Similar to the graphics, the sound is nothing more than there out of necessity. Like Tetris, I prefer to set the music to off most of the time so I really didn't notice the one tune they did have. The ball sounds odd (like it's made of metal), but it's easy to get used to. There is some crowd noise that is appropriate, but most of the time, all you hear is the sound of the ball going back and forth. One good thing is that the sound of the ball varies when you try to lob it, which makes it easier to react to balls that are going to be hit over you.

Gameplay is good overall. Though fans of other sports (i.e. football and baseball) might have a tough time learning the scoring system, it's relatively easy to adjust. While most matches are 5 sets, the developers probably made a good choice by going with 3 for this game, as the games would drag on and get tiresome if it were 5 sets due to the lack of extras throughout.

All you really need to do to be able to play is follow the ball and press one button. Having four difficulty levels was good, as novice and expert players could enjoy this title. As the player gets more advanced, the use of the B button comes into play more and more often. The only way to win the level 3 and 4 difficulty matches is to be able to use the B button effectively in conjunction with the A button.

As stated earlier, the lines are crooked in the game, which results in many questionable calls. This can get frustrating, especially when you lose due to a close call. Most of the time, close calls go to the computer. (In other words, he can hit it out so long as it's close, but you can't.) It seems as though Mario gets more and more blind as you climb the difficulty levels.

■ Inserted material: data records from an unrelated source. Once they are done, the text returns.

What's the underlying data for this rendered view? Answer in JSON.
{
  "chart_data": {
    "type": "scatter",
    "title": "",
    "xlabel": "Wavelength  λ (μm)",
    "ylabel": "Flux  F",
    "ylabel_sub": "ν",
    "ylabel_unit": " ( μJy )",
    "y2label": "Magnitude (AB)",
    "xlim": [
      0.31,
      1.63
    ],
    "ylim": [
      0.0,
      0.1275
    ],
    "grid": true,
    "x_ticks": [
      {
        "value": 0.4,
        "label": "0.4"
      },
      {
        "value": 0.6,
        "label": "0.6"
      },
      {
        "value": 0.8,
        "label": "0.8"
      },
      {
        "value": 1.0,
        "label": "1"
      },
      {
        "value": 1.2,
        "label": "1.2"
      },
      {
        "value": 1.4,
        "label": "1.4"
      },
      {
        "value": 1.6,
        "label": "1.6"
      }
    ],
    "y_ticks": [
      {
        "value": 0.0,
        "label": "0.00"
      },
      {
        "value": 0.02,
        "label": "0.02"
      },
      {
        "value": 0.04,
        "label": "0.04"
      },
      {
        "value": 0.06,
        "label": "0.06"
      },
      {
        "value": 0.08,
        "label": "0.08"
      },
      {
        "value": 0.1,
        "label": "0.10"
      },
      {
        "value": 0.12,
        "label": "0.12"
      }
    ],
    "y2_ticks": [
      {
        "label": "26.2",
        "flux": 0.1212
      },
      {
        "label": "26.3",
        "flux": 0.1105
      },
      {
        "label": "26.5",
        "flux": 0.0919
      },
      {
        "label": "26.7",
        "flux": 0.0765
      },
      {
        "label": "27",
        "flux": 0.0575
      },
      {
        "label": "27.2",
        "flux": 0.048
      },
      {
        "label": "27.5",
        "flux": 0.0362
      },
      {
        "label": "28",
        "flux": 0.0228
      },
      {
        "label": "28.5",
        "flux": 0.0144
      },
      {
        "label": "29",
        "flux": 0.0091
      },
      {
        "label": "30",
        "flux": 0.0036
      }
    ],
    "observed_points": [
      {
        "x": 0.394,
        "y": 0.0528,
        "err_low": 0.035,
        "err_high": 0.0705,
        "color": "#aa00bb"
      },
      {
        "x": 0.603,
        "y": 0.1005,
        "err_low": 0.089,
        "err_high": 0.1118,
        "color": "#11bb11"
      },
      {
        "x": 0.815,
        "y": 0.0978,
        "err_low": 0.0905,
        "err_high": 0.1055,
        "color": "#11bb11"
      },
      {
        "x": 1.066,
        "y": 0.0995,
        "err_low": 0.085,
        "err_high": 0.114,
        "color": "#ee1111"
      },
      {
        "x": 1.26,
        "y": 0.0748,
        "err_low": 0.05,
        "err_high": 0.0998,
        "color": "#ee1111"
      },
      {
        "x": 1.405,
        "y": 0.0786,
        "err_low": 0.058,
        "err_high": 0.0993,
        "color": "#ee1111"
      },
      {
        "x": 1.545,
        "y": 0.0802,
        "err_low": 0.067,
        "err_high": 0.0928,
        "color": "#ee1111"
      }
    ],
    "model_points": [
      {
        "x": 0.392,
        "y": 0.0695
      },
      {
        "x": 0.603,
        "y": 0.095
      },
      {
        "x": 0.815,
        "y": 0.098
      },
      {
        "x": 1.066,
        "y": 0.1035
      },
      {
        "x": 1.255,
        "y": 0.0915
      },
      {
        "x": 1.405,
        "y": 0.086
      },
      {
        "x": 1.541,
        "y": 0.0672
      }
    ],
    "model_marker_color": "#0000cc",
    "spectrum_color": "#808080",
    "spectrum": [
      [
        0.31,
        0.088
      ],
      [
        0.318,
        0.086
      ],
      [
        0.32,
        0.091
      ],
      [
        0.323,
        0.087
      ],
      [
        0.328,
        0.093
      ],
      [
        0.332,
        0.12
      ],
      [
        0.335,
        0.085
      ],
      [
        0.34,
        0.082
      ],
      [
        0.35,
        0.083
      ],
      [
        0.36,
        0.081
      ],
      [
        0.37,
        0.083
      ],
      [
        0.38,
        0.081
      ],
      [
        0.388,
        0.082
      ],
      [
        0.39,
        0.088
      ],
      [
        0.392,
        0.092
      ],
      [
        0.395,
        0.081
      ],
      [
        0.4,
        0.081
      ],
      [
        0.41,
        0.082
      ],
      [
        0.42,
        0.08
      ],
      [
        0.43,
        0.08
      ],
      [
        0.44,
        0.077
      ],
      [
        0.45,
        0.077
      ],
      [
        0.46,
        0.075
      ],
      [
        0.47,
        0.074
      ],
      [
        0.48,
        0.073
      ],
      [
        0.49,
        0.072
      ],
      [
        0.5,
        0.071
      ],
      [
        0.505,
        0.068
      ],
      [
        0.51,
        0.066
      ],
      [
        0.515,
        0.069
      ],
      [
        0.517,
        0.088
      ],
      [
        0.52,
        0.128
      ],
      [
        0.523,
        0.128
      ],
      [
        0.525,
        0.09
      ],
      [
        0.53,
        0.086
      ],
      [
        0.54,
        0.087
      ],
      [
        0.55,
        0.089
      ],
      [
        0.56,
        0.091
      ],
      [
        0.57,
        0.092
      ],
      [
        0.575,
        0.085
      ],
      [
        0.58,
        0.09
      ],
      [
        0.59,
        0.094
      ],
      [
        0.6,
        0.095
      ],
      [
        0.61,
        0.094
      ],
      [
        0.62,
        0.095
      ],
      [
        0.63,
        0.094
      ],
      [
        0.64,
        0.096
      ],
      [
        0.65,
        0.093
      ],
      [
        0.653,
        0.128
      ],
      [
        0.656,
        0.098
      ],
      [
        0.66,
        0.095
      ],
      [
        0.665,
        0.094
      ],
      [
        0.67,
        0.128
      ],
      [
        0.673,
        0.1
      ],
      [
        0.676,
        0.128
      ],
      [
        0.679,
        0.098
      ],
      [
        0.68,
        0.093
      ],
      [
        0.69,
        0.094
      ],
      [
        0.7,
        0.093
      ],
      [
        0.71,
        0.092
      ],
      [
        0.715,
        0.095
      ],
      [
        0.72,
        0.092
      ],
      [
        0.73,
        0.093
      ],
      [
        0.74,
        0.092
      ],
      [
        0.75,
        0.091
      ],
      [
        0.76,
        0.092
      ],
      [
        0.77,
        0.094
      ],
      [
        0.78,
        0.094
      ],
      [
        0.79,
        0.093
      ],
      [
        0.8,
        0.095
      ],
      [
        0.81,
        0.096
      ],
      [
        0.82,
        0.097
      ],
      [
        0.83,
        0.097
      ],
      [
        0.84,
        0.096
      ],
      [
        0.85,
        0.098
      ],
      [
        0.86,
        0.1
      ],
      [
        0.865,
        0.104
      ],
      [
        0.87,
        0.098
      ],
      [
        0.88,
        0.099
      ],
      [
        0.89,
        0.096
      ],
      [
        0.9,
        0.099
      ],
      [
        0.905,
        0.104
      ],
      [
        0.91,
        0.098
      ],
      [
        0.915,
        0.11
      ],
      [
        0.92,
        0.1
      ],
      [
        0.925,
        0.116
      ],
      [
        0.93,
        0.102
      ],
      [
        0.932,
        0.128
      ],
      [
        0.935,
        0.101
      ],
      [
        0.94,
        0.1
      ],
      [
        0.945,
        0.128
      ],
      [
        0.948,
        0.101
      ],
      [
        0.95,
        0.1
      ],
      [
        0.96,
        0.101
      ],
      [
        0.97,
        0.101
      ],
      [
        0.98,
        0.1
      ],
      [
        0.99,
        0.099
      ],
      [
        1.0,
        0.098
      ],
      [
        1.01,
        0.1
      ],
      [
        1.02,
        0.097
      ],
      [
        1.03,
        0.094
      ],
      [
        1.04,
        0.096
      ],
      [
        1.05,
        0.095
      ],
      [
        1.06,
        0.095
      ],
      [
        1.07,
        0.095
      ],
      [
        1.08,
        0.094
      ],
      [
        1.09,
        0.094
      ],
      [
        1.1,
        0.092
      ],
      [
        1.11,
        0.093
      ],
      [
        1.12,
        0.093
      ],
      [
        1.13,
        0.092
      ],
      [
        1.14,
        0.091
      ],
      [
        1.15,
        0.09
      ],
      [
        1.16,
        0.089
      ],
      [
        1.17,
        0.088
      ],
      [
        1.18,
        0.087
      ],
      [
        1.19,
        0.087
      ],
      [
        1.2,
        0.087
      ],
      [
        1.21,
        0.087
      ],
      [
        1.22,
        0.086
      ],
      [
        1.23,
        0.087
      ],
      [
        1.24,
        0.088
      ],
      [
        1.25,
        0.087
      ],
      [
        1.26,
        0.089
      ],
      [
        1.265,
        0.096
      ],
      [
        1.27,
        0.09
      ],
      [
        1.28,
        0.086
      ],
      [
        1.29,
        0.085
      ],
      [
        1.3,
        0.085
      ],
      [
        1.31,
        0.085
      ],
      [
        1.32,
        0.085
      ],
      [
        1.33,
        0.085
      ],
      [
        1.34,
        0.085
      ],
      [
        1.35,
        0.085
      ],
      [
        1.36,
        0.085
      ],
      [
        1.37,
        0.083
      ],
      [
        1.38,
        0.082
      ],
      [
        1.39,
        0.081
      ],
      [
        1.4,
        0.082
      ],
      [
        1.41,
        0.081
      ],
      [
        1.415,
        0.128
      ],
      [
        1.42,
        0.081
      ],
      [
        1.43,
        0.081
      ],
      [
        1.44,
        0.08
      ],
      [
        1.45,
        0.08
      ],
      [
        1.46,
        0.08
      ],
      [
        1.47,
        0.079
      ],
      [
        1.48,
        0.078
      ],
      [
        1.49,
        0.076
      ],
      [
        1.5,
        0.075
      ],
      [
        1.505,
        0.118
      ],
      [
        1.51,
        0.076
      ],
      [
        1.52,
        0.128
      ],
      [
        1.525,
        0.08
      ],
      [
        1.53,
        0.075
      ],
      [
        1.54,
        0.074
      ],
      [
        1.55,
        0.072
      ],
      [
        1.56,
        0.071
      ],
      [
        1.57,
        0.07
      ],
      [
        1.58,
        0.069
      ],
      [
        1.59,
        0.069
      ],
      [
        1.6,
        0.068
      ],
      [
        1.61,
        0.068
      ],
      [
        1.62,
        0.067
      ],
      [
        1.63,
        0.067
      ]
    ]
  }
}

The concept for its time was good. While it's nothing special to us now, the ability to take a tennis game on the road was unique back when the GameBoy was first released.

I'd have to say that people who dislike Tennis can get into this game as much as those who watch or play it often. While the GameBoy version is pretty simplistic in terms of design, it can be fun to play. In addition, there's a two player mode that adds to the fun.

The replay value is pretty much average. Having four difficulty levels makes for a lengthy amount of gameplay. Unfortunately, there's a lack of some SNES and NES tennis features, such as improving your character, tournament play, etc. Anyone who plays this and gets good at it can always go back to the first level of difficulty after having beaten the third or fourth. This allows you to play a game that almost seems like it's in slow mo.

Overall, this is a very simplistic title, but it manages to get the job done. Since it was released nearly a decade ago with the GameBoy, it's understandable that it doesn't match the expectations of some of today's titles. However, this game is worth buying, especially for tennis fans.